Con la inauguración de la exposición de su III Programa de Residencias para Jóvenes Comisarios en este barrio del norte de la capital, una prestigiosa fundación internacional como la Sandretto Re Rebaudengo sitúa Tetuán en el mapa y se suma a otras iniciativas en la ciudad que transforman espacios de pasado industrial en interesantes centros artísticos

Detalle del montaje de «Si las palabras hablasen», en Carabanchel

¿Qué tienen en común Turín, una pequeña isla en Venecia entre Murano y Burano y el popular barrio madrileño de Tetuán? En realidad, y en apariencia, bien poco. No en vano, los dos primeros, en el mismo país, se separan del tercero por un buen puñado de kilómetros. Sin embargo, sobre estos destinos ha puesto sus ojos Patrizia Sandretto, coleccionista responsable de uno de los conjuntos artísticos más interesantes de Europa y presidenta de la Fundación que lleva su apellido, desde la que trabaja como mecenas y promotora del arte más emergente.

En Turín, su ciudad natal, abrió en 20o2 el Centro per l’Arte, sede principal de la fundación desde su apertura en 2002, en un edificio que fue diseñado por Claudio Silvestrin.
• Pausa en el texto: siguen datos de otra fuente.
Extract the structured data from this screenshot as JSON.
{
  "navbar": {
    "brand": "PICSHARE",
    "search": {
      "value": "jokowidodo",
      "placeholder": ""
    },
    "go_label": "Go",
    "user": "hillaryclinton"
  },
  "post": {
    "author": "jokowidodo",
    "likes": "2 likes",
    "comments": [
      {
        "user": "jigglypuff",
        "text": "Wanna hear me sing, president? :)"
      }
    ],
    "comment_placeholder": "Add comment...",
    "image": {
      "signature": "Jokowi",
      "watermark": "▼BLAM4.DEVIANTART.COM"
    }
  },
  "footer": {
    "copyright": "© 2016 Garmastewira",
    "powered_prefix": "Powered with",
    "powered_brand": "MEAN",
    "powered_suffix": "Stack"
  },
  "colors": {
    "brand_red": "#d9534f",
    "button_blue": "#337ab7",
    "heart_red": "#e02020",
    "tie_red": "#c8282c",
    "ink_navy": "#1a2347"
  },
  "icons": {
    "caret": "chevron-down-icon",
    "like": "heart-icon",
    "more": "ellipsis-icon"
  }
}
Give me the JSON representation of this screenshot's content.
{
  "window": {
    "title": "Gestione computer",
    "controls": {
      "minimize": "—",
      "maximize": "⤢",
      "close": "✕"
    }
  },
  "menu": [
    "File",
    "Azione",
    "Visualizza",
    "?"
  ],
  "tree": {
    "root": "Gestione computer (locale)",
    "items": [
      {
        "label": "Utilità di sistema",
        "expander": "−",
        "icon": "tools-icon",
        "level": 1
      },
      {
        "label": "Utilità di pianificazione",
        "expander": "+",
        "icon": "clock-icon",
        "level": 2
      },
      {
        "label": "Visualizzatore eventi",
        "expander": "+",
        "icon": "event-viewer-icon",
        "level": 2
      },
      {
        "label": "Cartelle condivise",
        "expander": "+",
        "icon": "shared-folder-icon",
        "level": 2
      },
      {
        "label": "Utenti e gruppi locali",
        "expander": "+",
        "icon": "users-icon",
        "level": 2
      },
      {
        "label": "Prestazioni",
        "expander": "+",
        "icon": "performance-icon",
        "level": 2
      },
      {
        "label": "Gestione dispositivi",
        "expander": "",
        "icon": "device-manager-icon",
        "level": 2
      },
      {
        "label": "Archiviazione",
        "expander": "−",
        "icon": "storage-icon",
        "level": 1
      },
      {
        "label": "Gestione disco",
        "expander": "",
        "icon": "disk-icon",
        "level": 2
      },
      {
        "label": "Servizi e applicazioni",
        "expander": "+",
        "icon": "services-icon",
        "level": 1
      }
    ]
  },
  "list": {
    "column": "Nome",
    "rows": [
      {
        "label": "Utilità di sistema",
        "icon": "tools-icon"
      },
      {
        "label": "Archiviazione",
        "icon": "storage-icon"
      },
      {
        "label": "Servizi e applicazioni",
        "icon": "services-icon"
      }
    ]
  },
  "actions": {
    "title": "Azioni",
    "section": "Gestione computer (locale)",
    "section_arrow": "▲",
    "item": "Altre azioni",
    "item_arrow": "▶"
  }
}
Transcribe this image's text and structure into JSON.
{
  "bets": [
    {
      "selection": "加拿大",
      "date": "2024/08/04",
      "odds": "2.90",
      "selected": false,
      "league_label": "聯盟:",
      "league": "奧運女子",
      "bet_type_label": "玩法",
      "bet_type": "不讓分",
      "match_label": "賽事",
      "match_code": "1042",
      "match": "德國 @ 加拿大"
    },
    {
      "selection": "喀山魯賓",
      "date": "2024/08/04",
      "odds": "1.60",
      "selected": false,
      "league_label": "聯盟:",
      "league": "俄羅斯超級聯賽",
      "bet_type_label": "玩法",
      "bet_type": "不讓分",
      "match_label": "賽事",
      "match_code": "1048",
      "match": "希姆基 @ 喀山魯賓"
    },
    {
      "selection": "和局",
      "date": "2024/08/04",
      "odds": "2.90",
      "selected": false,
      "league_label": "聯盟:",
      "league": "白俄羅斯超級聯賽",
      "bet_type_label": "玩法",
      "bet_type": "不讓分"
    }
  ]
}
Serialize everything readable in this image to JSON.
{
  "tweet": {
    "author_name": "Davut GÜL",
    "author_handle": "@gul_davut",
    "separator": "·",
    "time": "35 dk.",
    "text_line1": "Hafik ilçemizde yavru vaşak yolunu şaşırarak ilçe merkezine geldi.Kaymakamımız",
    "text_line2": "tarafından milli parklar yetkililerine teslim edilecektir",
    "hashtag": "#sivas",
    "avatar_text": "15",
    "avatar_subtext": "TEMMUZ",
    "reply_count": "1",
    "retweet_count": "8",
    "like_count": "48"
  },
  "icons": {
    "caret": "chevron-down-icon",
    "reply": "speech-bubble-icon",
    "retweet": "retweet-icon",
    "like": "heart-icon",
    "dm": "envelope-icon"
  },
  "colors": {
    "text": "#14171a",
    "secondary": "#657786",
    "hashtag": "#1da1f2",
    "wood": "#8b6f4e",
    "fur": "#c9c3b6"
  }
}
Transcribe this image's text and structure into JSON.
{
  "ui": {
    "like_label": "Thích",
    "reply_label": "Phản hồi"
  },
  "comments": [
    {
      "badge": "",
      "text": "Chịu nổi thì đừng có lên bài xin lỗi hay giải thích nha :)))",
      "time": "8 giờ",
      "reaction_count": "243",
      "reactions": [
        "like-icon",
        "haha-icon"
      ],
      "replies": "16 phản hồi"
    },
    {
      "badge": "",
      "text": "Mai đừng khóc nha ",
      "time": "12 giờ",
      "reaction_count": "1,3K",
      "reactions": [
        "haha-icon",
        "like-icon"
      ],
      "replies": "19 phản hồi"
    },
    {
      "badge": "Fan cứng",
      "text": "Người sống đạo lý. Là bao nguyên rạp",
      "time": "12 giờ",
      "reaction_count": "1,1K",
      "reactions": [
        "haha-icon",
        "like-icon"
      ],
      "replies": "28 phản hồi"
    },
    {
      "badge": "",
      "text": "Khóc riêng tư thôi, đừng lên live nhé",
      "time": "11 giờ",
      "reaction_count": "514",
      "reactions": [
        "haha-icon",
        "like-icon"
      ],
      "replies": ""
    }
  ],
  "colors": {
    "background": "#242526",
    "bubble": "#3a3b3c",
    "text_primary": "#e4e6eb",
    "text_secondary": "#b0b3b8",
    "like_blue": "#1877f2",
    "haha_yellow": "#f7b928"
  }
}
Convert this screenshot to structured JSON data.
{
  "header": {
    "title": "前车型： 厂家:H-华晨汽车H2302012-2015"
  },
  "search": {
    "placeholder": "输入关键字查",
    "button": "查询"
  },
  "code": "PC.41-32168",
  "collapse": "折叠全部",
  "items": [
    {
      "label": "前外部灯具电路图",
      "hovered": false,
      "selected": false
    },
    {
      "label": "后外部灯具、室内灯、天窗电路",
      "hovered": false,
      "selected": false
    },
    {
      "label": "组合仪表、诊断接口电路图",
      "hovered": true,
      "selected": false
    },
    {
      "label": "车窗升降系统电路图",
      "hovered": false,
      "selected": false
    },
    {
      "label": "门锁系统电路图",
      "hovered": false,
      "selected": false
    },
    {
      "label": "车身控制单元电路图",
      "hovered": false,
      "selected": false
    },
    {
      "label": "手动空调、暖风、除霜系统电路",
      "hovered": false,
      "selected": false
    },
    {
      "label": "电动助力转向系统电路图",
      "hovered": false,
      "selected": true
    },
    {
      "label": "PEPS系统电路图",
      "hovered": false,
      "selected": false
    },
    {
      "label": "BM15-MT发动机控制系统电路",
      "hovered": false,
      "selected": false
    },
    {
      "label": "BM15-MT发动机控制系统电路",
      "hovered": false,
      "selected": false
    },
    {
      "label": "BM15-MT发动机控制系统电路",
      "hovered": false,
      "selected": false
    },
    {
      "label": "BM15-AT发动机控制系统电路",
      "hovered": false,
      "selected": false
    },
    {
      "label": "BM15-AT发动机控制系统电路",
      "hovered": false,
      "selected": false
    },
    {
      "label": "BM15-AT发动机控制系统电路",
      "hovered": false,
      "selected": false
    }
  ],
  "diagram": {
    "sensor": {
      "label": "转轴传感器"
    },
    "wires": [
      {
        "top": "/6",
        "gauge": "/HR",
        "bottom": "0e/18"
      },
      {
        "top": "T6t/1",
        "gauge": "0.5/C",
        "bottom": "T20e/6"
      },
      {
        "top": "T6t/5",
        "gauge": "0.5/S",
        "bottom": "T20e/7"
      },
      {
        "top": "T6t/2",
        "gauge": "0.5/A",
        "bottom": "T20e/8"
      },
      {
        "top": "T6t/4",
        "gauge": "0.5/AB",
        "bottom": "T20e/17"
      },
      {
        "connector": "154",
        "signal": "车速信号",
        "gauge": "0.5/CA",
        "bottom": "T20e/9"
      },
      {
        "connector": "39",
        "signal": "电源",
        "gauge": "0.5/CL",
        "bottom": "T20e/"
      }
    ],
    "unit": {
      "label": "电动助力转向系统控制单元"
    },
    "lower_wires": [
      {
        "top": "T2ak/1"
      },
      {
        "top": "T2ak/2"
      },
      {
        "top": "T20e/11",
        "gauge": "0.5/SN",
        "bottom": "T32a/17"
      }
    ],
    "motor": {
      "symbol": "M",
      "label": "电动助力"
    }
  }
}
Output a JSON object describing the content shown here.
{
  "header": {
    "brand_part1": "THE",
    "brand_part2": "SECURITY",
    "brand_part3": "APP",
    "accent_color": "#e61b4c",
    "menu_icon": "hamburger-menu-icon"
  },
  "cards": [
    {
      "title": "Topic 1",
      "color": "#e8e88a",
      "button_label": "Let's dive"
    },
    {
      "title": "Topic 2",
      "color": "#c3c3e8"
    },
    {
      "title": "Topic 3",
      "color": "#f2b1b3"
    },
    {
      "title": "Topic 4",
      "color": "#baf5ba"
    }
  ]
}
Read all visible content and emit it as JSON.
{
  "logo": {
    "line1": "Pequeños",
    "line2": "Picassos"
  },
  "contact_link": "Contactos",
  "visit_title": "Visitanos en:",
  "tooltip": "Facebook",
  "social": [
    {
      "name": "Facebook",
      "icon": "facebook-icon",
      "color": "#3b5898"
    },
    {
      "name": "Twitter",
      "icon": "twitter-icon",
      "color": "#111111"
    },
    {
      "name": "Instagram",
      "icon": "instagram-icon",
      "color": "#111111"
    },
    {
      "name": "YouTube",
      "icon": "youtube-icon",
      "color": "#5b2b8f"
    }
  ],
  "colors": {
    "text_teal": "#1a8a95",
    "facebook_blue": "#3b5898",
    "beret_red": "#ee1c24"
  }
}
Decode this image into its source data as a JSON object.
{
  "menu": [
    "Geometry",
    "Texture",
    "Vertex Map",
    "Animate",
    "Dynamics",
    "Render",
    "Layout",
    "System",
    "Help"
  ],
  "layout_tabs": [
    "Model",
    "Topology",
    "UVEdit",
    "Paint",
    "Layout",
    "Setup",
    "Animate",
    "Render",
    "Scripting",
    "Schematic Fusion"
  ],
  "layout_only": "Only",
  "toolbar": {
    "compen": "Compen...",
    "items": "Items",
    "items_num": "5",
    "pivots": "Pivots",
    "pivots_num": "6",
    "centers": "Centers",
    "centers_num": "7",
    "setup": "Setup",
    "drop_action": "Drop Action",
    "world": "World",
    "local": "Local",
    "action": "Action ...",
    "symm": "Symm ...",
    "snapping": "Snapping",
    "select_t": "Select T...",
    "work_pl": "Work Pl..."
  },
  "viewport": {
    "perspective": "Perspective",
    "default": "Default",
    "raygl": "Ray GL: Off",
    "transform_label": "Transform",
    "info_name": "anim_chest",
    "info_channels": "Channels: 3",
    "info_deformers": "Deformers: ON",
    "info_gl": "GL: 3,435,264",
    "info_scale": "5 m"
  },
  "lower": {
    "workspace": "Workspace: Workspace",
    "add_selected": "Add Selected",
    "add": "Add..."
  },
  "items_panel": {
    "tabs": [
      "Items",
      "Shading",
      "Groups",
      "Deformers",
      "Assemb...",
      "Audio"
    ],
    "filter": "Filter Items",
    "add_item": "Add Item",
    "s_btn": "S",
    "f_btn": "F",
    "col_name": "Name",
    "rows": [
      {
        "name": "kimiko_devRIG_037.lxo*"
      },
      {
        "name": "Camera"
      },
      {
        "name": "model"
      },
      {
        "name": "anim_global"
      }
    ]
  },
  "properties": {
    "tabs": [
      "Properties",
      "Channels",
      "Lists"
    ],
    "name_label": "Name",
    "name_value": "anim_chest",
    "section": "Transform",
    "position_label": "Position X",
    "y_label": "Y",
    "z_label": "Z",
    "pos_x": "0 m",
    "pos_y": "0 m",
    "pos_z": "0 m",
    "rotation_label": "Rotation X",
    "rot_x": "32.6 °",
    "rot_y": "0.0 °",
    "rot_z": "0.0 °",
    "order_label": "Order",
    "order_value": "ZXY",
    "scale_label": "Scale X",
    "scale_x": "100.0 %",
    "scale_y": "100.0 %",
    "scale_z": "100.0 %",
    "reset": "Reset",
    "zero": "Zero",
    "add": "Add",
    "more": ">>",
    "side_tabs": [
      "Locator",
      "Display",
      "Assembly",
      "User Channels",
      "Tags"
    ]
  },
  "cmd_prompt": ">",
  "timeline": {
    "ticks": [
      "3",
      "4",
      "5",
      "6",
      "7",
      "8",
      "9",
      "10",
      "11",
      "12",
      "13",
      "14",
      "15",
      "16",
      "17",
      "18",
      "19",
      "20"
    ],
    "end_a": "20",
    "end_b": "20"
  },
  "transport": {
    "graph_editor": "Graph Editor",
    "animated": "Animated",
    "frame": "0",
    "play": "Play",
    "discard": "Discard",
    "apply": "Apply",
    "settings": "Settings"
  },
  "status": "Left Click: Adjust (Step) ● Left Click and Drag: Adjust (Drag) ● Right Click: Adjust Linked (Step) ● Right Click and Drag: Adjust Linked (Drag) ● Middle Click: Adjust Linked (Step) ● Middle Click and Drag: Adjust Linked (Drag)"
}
Allí se presentan exposiciones y eventos todo el año.

Sin embargo, no es la única. De hecho, hubo una anterior, el Palazzo Re Rebaudengo, en Guarene, que es en realidad su plaza histórica, un edificio del XVIII abierto en 1997 y que, por tanto, cuanta ya con más de 25 años de trayectoria.

Hace tiempo que Patrizia Sandretto le echó el ojo a nuestra ciudad, conocedora de cómo Madrid se había convertido en puerta de entrada del coleccionista latino en Europa y capital sugerente para determinado tipo de fortunas en torno al arte. Comenzó entonces su deseo de establecer una sede española para su fundación, que también ha sido su via crucis de encuentros y desencuentros con consistorios de distinto signo político que no terminan de encontrar un destino para su colección en la capital. De hecho, en el intento se ha cruzado la adquisición por su parte de una pequeña isla en Venecia para la que será tercera residencia de su firma.

Pedro Gallego de Lerma, director de La Gran en Carabanchel

«En breve, la próxima semana, se presenta una doble exposición con parte de la colección en Sevilla ( CAAC) y en Valladolid ( Museo Patio Herreriano) que no quiero que se entienda como que estoy buscando otros destinos para mi proyecto en España, sino que precisamente llama la atención sobre que sigo aquí y que me quiero quedar en Madrid», explica la coleccionista, mientras nos muestra las fotos de esa antigua fábrica de pólvora en Venecia que en un par de años estará preparada para transformarse en centro de arte.

Algo estable

Desde febrero de 2000, primer encuentro de Patrizia con Madrid, sus conjuntos artísticos han ido recalando en distintos espacios hasta el nacimiento de su deseo de contar con algo estable en la capital.Llegó primero, coincidiendo con la feria ARCO, la muestra ‘Identidades futuras’, en el Canal de Isabel II. Más tarde, en 2011 (y tras su paso por el IVAM de Valencia en 2003), la Fundación Banco de Santander acogió hasta 113 obras singulares de sus fondos en la muestra ‘Espíritu y espacio’. Barcelona (Fundación Godia) y Málaga ( CACMálaga), ambas en 2014, intentaron seducirla, pero es en 2020 cuando la afamada mecenas considera que ‘Emissaries’, con Ian Cheng, es la primera muestra de su ‘sede itinerante’ en Madrid (esta exposición se celebró en la Fundación Fernando Castro) después de que se desechara Matadero como su base de operaciones en nuestro país.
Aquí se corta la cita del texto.